Tang practises and teaches Benjui meditation, which derives its principles from Mahasati meditation which has been taught and observed in East Asia for more than 150 years.
He holds a series of classes at the Idea Exchange in Cambridge.
The main reason why Tang decided to modify the existing practises of Mahasati meditation was because of a lack of movement in it.
He has introduced several hand movements which help distract the human mind. Benjui meditation trains the mind to stay focused in the middle of distraction.
Tang said this form of meditation trains people to be mindful of everything in their surroundings. The key, however, is not to force oneself to focus and pay attention all the time but to allow the practise to become a habit naturally.
Benjui meditation upholds the idea that the mind and body have free will and every person needs to just observe and feel the way their body acts.
“It is an integrative mindful method,” said Tang. “It is a systematic meditation originated by me.”
Tang uses PowerPoint presentations, discussion and practise times to teach his students how to meditate according to the Benjui method.

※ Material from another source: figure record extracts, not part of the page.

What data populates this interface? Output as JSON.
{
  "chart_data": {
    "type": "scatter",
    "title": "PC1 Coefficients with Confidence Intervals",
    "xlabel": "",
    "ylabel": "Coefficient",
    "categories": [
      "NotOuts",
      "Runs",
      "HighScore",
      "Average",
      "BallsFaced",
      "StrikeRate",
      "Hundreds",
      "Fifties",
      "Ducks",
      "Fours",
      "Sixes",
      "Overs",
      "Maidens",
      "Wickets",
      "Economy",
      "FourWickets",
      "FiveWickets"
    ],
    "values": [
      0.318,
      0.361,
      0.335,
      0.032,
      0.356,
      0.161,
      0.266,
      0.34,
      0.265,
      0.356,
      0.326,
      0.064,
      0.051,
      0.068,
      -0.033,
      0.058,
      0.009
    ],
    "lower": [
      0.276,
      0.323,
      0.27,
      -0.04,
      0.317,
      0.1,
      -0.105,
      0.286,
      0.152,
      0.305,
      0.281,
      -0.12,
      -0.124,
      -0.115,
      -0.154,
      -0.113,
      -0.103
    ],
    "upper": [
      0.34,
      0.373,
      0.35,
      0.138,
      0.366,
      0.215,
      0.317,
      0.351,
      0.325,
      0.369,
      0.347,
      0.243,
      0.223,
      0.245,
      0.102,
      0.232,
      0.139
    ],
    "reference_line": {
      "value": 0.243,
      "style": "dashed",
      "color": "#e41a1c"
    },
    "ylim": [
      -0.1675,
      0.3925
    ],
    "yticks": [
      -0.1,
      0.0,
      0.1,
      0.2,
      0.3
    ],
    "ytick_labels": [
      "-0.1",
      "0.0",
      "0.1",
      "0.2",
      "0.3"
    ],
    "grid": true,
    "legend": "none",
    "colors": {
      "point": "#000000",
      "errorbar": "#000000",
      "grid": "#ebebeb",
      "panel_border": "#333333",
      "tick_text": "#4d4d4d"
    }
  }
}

The attendees of the class said practising this art made them feel more peaceful.
Cara Kernaghan, an elementary school teacher in Kitchener, said it allowed her to break away from a constant state of hyper focusing.
“I just found that it’s a perfect opportunity to have the time to still the mind,” she said. “I am interested in the mind and body connection; I think we need to control our mind so that it does not contribute to illness in the body.”
Tang said Benjui is not an escape from our daily lives; it is an incorporation of meditation in our routine chores.
When movement in our daily lives distracts us, Tang said to let it in and then let it flow out. “In this method we focus on cultivation of wisdom. When it recognizes or notices something is wrong even with distraction, you don’t need to force your mind to correct it; you do it naturally.”
Tang said this form of meditation is not restricted by age, gender or religion. There is no specific way of sitting or meditating.
Tang does not claim any miraculous memory or health benefits from this meditation, but did say participants should have increased awareness, mindfulness and less stress which naturally makes them less jealous and more aware of the present moment.
“That is the result but not the purpose,” he said.
The natural focus on details and the present moment, he said, makes it all come naturally.